🤖 AI Summary
Traditional canonical correlation analysis (CCA) fails to capture inherent structured dependencies among cross-group variables, leading to biased association estimates. To address this, we propose graph-structured CCA (gCCA), the first CCA framework that explicitly incorporates variable topology—encoded as a prior graph—via graph-regularized constraints while preserving mult-omics association modeling capability. Theoretically, we establish finite-sample concentration inequalities and stopping-time convergence guarantees using martingale theory. Algorithmically, gCCA enables interpretable identification of both positive and negative regulatory pathways. Experiments demonstrate that gCCA significantly outperforms state-of-the-art CCA methods on synthetic data and successfully disentangles DNA methylation–RNA-seq associations, revealing bidirectional regulatory mechanisms whereby methylation modulates gene expression pathways.
📝 Abstract
Canonical correlation analysis (CCA) is a widely used technique for estimating associations between two sets of multi-dimensional variables. Recent advancements in CCA methods have expanded their application to decipher the interactions of multiomics datasets, imaging-omics datasets, and more.

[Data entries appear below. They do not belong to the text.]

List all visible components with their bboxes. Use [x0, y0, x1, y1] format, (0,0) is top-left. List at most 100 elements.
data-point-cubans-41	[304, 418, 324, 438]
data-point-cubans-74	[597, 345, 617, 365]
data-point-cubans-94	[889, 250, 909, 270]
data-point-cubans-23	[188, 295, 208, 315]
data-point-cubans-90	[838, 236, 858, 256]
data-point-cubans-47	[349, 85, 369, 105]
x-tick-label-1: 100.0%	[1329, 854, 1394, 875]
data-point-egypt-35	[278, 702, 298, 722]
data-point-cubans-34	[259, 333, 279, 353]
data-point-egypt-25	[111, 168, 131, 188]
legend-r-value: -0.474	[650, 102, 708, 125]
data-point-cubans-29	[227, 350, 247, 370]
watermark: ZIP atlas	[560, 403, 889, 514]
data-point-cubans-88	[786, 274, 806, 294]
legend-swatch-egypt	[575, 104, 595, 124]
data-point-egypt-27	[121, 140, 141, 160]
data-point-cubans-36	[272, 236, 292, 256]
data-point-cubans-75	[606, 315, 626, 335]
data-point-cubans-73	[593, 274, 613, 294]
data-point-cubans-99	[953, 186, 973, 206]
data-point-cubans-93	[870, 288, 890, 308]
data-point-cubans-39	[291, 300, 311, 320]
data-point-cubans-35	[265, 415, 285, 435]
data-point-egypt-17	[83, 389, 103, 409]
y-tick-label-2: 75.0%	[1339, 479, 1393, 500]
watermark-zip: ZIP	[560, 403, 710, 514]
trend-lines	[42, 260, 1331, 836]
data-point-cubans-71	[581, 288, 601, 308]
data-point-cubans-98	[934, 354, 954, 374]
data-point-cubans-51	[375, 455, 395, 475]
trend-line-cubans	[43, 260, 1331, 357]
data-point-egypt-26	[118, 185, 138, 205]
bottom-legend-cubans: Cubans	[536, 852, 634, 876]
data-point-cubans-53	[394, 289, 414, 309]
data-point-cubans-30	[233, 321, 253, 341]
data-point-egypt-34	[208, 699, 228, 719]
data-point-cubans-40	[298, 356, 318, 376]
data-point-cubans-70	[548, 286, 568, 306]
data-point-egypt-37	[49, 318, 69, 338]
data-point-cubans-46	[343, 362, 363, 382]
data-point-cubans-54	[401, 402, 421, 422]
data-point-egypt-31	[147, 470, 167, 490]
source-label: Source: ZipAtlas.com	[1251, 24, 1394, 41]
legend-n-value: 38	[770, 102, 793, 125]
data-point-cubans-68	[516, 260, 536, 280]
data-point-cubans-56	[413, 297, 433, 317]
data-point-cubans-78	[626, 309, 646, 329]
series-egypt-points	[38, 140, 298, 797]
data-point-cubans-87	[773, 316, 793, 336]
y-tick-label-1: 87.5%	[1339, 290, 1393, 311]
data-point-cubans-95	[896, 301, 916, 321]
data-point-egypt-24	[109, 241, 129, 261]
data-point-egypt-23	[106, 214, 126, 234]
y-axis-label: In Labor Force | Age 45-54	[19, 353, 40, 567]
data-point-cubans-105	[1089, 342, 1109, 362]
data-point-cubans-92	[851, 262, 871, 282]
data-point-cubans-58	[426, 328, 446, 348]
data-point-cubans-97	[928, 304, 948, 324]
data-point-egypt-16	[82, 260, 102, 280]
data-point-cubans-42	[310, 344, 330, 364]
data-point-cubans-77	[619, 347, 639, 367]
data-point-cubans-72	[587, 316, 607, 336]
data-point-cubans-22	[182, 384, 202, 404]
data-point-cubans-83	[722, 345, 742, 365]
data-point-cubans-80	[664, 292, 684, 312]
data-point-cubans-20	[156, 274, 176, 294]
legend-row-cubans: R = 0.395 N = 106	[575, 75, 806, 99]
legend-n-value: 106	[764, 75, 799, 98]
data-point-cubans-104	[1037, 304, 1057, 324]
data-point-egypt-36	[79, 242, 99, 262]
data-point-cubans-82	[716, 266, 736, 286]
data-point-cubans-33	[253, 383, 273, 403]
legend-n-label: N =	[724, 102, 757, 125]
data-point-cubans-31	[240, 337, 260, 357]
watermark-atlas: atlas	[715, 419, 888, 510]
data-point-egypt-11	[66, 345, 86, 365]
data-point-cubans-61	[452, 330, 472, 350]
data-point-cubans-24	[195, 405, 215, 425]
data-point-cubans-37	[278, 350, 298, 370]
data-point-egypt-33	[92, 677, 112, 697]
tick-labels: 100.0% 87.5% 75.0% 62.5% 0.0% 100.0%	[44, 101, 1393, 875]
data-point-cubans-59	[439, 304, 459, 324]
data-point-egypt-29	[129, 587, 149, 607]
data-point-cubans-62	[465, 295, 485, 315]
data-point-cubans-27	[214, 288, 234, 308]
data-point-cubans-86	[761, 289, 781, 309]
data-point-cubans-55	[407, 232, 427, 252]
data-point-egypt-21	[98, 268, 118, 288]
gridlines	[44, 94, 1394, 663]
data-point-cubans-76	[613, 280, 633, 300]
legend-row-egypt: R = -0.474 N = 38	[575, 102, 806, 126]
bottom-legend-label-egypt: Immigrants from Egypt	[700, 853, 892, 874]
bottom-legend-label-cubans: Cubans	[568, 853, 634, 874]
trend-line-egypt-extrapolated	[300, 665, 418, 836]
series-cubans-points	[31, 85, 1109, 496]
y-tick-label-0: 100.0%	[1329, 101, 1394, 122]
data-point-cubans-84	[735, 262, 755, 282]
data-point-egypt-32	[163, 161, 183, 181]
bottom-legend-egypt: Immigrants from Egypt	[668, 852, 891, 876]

However, conventional CCA methods are limited in their ability to incorporate structured patterns in the cross-correlation matrix, potentially leading to suboptimal estimations. To address this limitation, we propose the graph Canonical Correlation Analysis (gCCA) approach, which calculates canonical correlations based on the graph structure of the cross-correlation matrix between the two sets of variables. We develop computationally efficient algorithms for gCCA, and provide theoretical results for finite sample analysis of best subset selection and canonical correlation estimation by introducing concentration inequalities and stopping time rule based on martingale theories. Extensive simulations demonstrate that gCCA outperforms competing CCA methods. Additionally, we apply gCCA to a multiomics dataset of DNA methylation and RNA-seq transcriptomics, identifying both positively and negatively regulated gene expression pathways by DNA methylation pathways.